Cupertino, California-based Apple is trying to take up the slack with improvements in neural networking and graphics computing. The custom graphics processor (GPU) that Apple developed boosts performance by around 50 percent, which improves the realism of reflected light and other effects in video games. Last year, Apple announced that it would discontinue the use of graphics from Imagination Technologies in its smartphones, tablets, and other gadgets.
Apple's new neural network processing unit can complete five trillion operations per second using Apple's CoreML machine-learning framework, up from 600 billion the A11 is capable of. The silicon also supports variable precision to lower the power consumption of on-device inference workloads without having to consult the cloud. The eight-core processor runs machine learning with a tenth of the energy of the previous two-core model, helping extend battery life.
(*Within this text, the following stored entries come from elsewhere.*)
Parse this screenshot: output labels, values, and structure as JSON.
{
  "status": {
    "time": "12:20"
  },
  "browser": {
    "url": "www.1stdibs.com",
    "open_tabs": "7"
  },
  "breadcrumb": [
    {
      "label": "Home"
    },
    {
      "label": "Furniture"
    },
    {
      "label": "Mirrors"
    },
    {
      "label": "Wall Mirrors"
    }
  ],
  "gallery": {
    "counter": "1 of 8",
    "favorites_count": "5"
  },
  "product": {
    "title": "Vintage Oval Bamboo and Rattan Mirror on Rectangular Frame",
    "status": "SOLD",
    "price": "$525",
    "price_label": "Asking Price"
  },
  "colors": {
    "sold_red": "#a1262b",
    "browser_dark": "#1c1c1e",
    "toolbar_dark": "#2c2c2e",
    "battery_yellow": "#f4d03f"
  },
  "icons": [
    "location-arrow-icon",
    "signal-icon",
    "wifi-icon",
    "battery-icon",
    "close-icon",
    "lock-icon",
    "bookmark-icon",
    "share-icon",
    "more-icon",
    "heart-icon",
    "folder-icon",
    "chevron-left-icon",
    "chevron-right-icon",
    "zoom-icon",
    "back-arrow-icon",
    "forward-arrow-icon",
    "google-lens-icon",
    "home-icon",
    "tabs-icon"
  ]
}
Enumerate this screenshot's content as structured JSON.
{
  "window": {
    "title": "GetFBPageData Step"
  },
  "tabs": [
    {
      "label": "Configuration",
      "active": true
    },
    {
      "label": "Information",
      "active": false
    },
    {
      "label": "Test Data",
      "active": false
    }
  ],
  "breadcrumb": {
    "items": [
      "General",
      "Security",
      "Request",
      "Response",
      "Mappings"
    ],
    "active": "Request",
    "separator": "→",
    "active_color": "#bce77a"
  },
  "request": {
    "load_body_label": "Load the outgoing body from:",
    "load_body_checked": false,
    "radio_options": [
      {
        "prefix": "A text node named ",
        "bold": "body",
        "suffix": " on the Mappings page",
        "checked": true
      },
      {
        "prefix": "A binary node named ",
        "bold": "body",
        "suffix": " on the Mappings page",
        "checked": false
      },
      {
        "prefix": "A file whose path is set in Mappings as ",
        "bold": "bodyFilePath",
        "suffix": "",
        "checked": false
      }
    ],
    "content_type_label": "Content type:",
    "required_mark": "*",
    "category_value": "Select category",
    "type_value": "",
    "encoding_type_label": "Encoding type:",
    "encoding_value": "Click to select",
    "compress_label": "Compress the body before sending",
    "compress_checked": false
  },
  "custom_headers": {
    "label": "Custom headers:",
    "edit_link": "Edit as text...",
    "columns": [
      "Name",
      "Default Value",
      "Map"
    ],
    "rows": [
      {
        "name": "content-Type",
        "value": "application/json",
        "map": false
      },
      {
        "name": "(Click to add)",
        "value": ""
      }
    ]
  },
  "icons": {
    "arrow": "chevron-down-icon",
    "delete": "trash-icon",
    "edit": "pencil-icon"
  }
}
“The A12 Bionic signals two things, one a bigger investment in neural-net and graphics performance and lower investment in CPU,” Patrick Moorhead, Moor Insights and Strategy’s principal analyst, told Electronic Design . “Apple already leads CPU performance and most of the next-generation applications”—including augmented reality and facial-recognition software that unlocks the device and unseals passwords—"are driven by the neural processing unit and graphics processing unit."
Building chips and outsourcing production to Taiwan Semiconductor Manufacturing Corporation—which also produces the 7-nanometer chips inside Huawei smartphones to be released next month—allows the trillion-dollar company to vastly improve the efficiency of its software and hardware. That also helps cut manufacturing costs. The A12 was produced by Apple’s chip division, led over the last decade by senior vice president of hardware technologies, Johny Srouji.